Le Royaume-Uni envisage de contourner le Parlement pour accéder au marché intérieur européen


Principaux renseignements

  • Le Premier ministre britannique Keir Starmer propose une législation qui permettrait au gouvernement britannique d’adopter les règles du marché intérieur européen sans l’accord du Parlement.
  • Cette simplification vise à stimuler l’économie britannique en réduisant les barrières commerciales et les formalités administratives, afin de contrer les répercussions du Brexit.
  • Les détracteurs affirment que le fait de contourner tout contrôle parlementaire revient à une « intégration clandestine», tandis que les partisans de cette approche en soulignent la nécessité.

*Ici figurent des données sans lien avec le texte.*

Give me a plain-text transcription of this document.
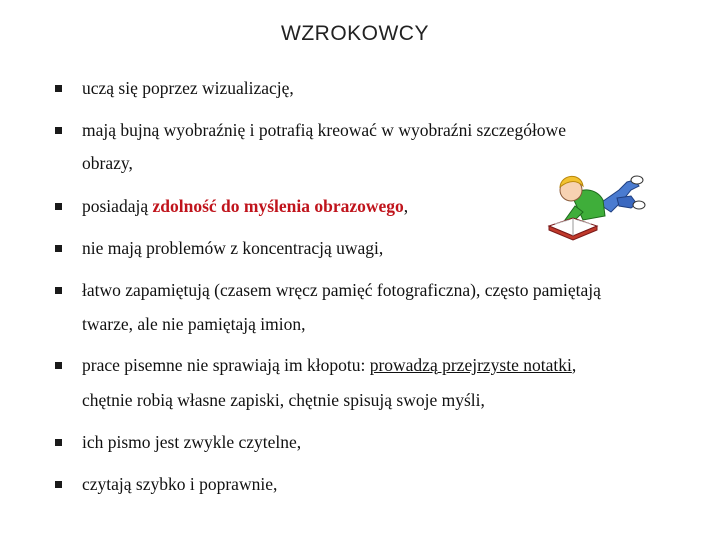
WZROKOWCY
uczą się poprzez wizualizację,
mają bujną wyobraźnię i potrafią kreować w wyobraźni szczegółowe
obrazy,
posiadają zdolność do myślenia obrazowego,
nie mają problemów z koncentracją uwagi,
łatwo zapamiętują (czasem wręcz pamięć fotograficzna), często pamiętają
twarze, ale nie pamiętają imion,
prace pisemne nie sprawiają im kłopotu: prowadzą przejrzyste notatki,
chętnie robią własne zapiski, chętnie spisują swoje myśli,
ich pismo jest zwykle czytelne,
czytają szybko i poprawnie,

Le gouvernement britannique envisage un changement significatif dans ses relations avec l’Union européenne, selon The Guardian. Cela implique une nouvelle législation qui permettrait au pays d’adopter les règles du marché unique de l’UE sans passer par le vote parlementaire habituel.

Rationalisation des échanges commerciaux 

Cette initiative, motivée par la volonté du Premier ministre Starmer de resserrer les liens avec l’Europe à la suite de l’instabilité causée par le récent conflit avec l’Iran, vise à stimuler l’économie britannique et à contrer les répercussions économiques négatives du Brexit. Le projet de loi, qui mettra en œuvre l’accord commercial sur les denrées alimentaires et les boissons conclu avec l’UE, comprend des dispositions permettant au gouvernement d’adopter rapidement les règles évolutives du marché unique jugées d’intérêt national sans avoir à les soumettre à chaque fois à un examen parlementaire complet.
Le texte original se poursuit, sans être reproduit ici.